Earlier this week, Pope Benedict XVI recently approved a series of decrees by the Congregation for the Causes of Saints. In short, this means that a group of seven candidates were approved by not only the pope, but also passed the authenticity of a miracle attributed to their intercession, paving the way for the final requirements for canonization. The seven candidates whose miracles were approved are:
- Blessed Jacques Bertheiu, French martyr and priest of the Society of Jesus {Jesuits}
- Blessed Maria del Carmen, Spanish foundress of the Conceptionist Missionary Sisters of Teaching
- Blessed Kateri Tekakwitha, American laywoman
- Blessed Pedro Calungsod, Filipino lay catechist and martyr
- Blessed Anna Schaffer, German laywoman
- Blessed Giovanni Battista Piamarta, Italian priest and founder of the Congregation of the Holy Family of Nazareth and of the Congregation of the Humble Sister Servants of the Lord
- Blessed Maria Anna Cope, German religious of the Sisters of the Third Order of St. Francis in Syracuse U.S.A.
While I readily admit I don’t know
much anything about these soon-to-be canonized saints, I can claim to at least know a little bit about Kateri Tekakwitha, who is the first native American saint. What little I knew, I was able to build on in another recent article that just blew me away. It was the story of a child who was exposed to Strep A bacteria when he was five years old, which causes a tissue-destroying disease called necrotizing fascitis, or “flesh-eating virus.”
ARE YOU CRINGING???
If not, you are either too young, you put it out of your mind, or you didn’t live here in Austin in December 1996 when the “flesh-eating virus” took the lives of over 25 people. If you recall this crazy time 15 years ago, you remember the panic that set in to this town. I had just returned to college after a year long break and had only been back in town for a few months {fall semester} when this news erupted and scared the heebie jeebies out of me. The scary part of it was that you just didn’t know when and where it would strike…and people were dying within 48 hours of contracting the bacteria. I can only think of one other time where I was so panic-stricken and that was October 2002 when we were living in Northern Virginia {NoVA} when the D.C. sniper attacks were going on. Another harrowing time in my life when you had NO clue when your number was up, but that heightened awareness made life very stressful. One of the sniper murders happened just a five minute walk from our first apartment in Manassas. Unnerving isn’t even the right word.

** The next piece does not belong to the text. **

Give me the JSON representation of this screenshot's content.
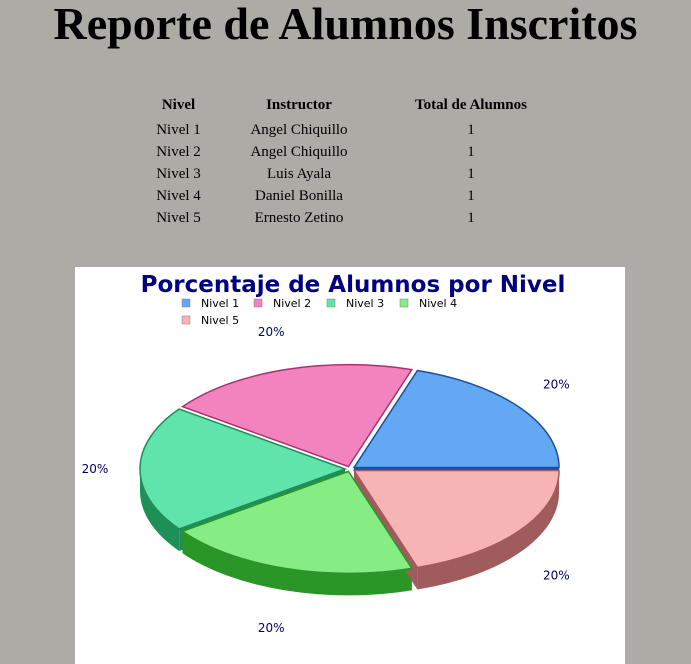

Back to Austin and that lovely flesh eating virus.
So as I’m reading this story of this young boy named Jake who was eaten by this flesh eating virus, I am recalling the fear from 15 years ago. I’m recalling the stories in the news. I’m recalling the pictures of people and their actual wounds shown on t.v. and in the newspapers {old school ways of getting information pre-smart phones for all you young folk reading this}. Being so close to the fire back in 1996, I can appreciate the severity of Jake’s prognosis and empathize with how scared his family must have felt. Two days after bumping his lip on the base of a portable basketball hoop of the Boys & Girls Club – TWO DAYS – Jake was in the hospital fighting for his life while the virus ate away at his head, neck and chest.
Even the doctors conceded that prayer would be necessary to help save his life. When family priest Fr. Tim Sauer was called in, it was with the understanding that he would administer last rites and help the family prepare to let go of Jake. The family’s heritage was native American and, at Fr. Sauer’s urging, they began praying specifically to Blessed Kateri to intercede on their son’s behalf. They asked friends, neighbors, and fellow members of the community to join them.
It wasn’t until the day a relic of Blessed Kateri’s arrived and was placed on the boy’s pillow that Jake suddenly took a turn for the better.
One thing that stood out to me in the story was the connection between Kateri and Jake:
Tekakwitha, known as “the Lily of the Mohawks,” was born in 1656 in upstate New York to a Mohawk chief and an Algonquin mother. A smallpox epidemic killed both her parents and left her with partial blindness and a disfigured face. She converted to Catholicism after meeting several priests. Ostracized from her tribal community, Tekakwitha devoted herself to a life of deep prayer. She died in 1680 at age 24. According to the Catholic Church, witnesses said that within minutes of her death, the scars from smallpox completely vanished and her once-disfigured face suddenly shone with radiant beauty.
It reminded me that in times of great despair, God will provide us with the perfect person to assist us in prayer to God. Blessed Kateri was precisely who this little boy needed to intercede and help be the megaphone for their prayers, laying their intentions together at the Feet of our Lord God in heaven.
You don’t get a more perfect story than that, my friends.
To read Jake’s story in its entirety, please note that there are graphic pictures of Jake through the various stages of his disease. Jake is now a happy, healthy 11 year old boy thanks in large part to all the prayers of family, friends and community and, of course, Blessed {soon to be Saint upon official canonization yet to be determined} Kateri Tekakwitha.